- Founded: 1997
- Split from: Soqosoqo ni Vakavulewa ni Taukei
- Ideology: Christian democracy Anti-corruption
- Political position: Centre-right

= Christian Democratic Alliance (Fiji) =

The Christian Democratic Alliance (Veitokani ni Lewenivanua Vakarisito, VLV) was a Fijian political party that operated in the late 1990s and early 2000s.

==History==
The party was founded in 1997 when a faction of the then-ruling Soqosoqo ni Vakavulewa ni Taukei (SVT) broke away, but was not registered until February 1999. Josaia Rayawa was appointed President of the party, with Epeli Ganilau, son of former president Penaia Ganilau and son-in-law of president, Kamisese Mara, as interim leader. Other prominent members of the party included Koila Nailatikau (Mara's daughter and Ganilau's sister-in-law), Poseci Bune, Manasa Lasaro (a former Secretary-General of the Methodist Church, who had advocated banning all commercial and sporting activities on Sundays) and Josefa Vosanibola.

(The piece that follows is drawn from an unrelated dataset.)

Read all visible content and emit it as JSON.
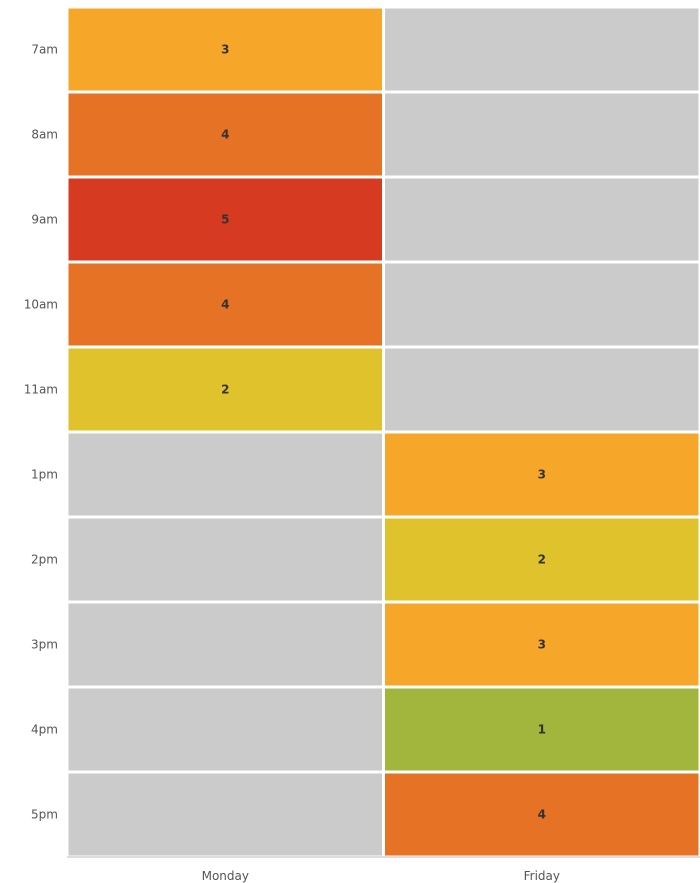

In the 1999 general elections the VLV was widely seen as playing a spoiler role. Campaigning on a platform of strengthening anti-corruption laws, establishing programs to eradicate poverty, and reinforcing the family unit, it took 19 percent of the Fijian communal constituency vote, winning three seats; Mitieli Bulanauca in Bua, Koila Nailatikau in Lau and Poseci Bune in Macuata. However, Ganilau was unsuccessful in his Lau Taveuni Rotuma open constituency and Bune replaced him as leader. The VLV joined the People's Coalition government of Prime Minister Mahendra Chaudhry and Bune and Nailatikau were appointed to the cabinet.

The VLV splintered in the political realignment that followed the coup d'état, which deposed the Chaudhry government. Many of its members, including Rayawa and Vosanibola, joined the new Soqosoqo Duavata ni Lewenivanua of interim Prime Minister Laisenia Qarase, while others, including Bune, joined the Fiji Labour Party of deposed Prime Minister Chaudhry. A rump of the party continued under the leadership of Taniela Tabu and fielded two candidates, unsuccessfully, in the general election held to restore democracy in September 2001, but most members of this rump subsequently merged with members of the SVT and the New Labour Unity Party to form the Fiji Democratic Party under the leadership of the former SVT leader Filipe Bole. In 2005, this party merged into the new National Alliance Party of Fiji, founded by the former VLV leader, Ratu Epeli Ganilau.